Dieu seul est juge du bien qu'ont pu faire dans les âmes les missions de nos premiers pères. Humainement parlant, on peut dire qu'elles ont réussi, c'est-à-dire obtenu le retour à Dieu par les sacrements de la grande majorité des habitants des paroisses visitées (cf. docc. 131, § 2; 143; 182, § 2; 746). Un signe particulièrement tangible de leur heureux résultat apostolique est le grand nombre de mariages revalidés dont témoignent les registres paroissiaux (cf. OM 2, pp. 405, note 8; 636, notes 1 et 2; 637, note 1; 638, note 2).

Quant à vouloir retrouver aujourd'hui des traces du résultat de ces missions en comparant aux autres paroisses du diocèse celles où prêchèrent les Maristes, ce serait bien illusoire. Les causes qui ont amené au XIXe siècle la baisse générale de la pratique religieuse dans le Bugey sont trop vastes et trop complexes pour que quelques semaines de prédication vers les années 1820 aient pu à l'avance les prévenir. Il reste que les missions maristes ont, comme « missions de la restauration », joué pleinement et efficacement leur rôle en réparant les dégâts religieux causés par la révolution et en donnant sur le moment à des milliers de fidèles la possibilité de revenir à Dieu.

2. Conséquences pour la Société.

Prolongées dans le diocèse de Belley par les PP. Déclas et Humbert, les premières missions du Bugey ont influé également sur celles prêchées après 1836 par l'ensemble des Maristes grâce aux instructions sur les missions données à chaque retraite, souvent par le P. Colin lui-même. C'est la substance de ces instructions et des traditions créées dès l'origine dans la Société qui sont à la base du Manuel du missionnaire mariste rédigé plus tard par le P. Balmon.

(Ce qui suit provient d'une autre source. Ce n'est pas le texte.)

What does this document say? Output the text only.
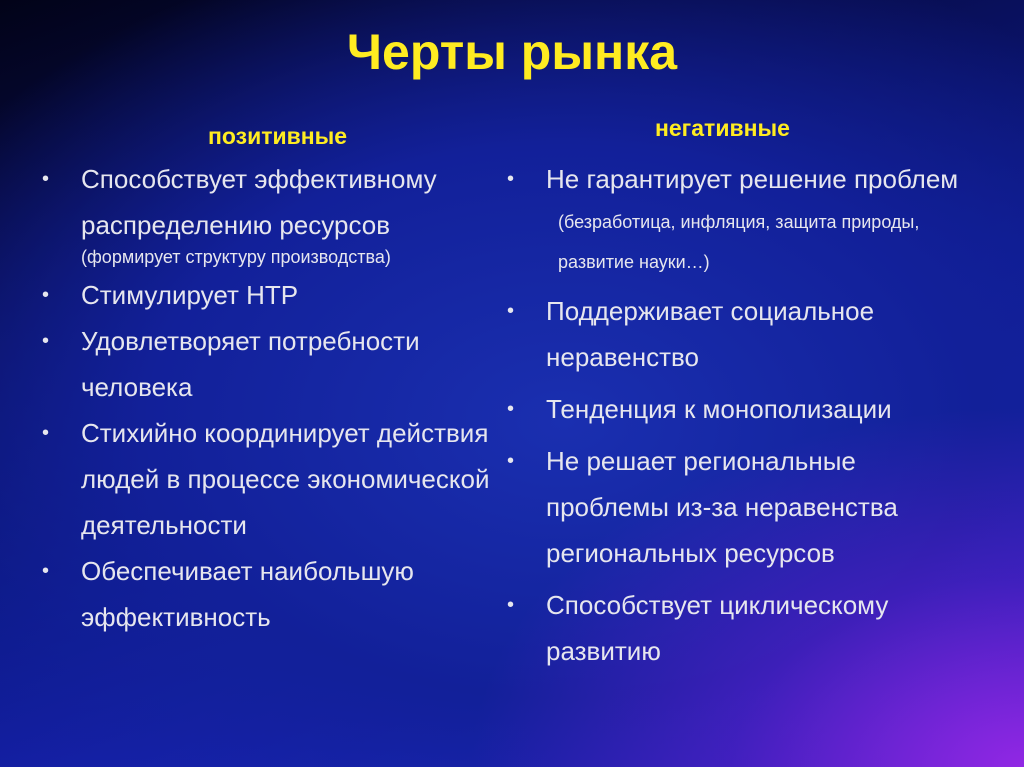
Черты рынка
позитивные
• Способствует эффективному распределению ресурсов
(формирует структуру производства)
• Стимулирует НТР
• Удовлетворяет потребности человека
• Стихийно координирует действия людей в процессе экономической деятельности
• Обеспечивает наибольшую эффективность
негативные
• Не гарантирует решение проблем
(безработица, инфляция, защита природы, развитие науки…)
• Поддерживает социальное неравенство
• Тенденция к монополизации
• Не решает региональные проблемы из-за неравенства региональных ресурсов
• Способствует циклическому развитию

Mais l'influence de ce premier ministère exercé en commun par les Maristes s'est fait sentir sur l'ensemble de l'apostolat de la Société. Ces missions restent le témoignage de la validité d'un apostolat simple et caché et du bien qui peut se faire par lui. En ce sens-là, tout Mariste, quelle que soit l'oeuvre à laquelle il est employé, ne peut se dispenser de revenir périodiquement à l'exemple laissé par la première équipe missionnaire du Bugey. Mais il faut laisser ici la parole au P. Colin lui-même :

Voycz nos premiers confrères, les pères Déclas, Humbert, Jallon. C'étaient des âmes humbles, droites, simples. Oh! comme le bon Dieu les bénissait! Tout était pauvre dans leur vie. Nous mangions chez les pays, nous couchions ensemble. Tout était simple dans leurs prédications, et les peuples tombaient. Nous étions accablés au confessionnal. (Actes du chap. 1870-72, p. 152).

Je désire singulièremcnt qu'on ait dans la Société quelques souvenirs sur nos prerniers commencemens, non pour qu'il soit parlé de nous (...), mais afin que, plus tard, on se conformât à notre manière de faire et à imiter la simplicité que Dieu a bénie. Plus tard, lorsque la Société se sera agrandie et que certains esprits seraient portés à repousser ce genre, ces souvenirs écrits seraient un point de ralliement. (OM 2, doc. 581, § 1).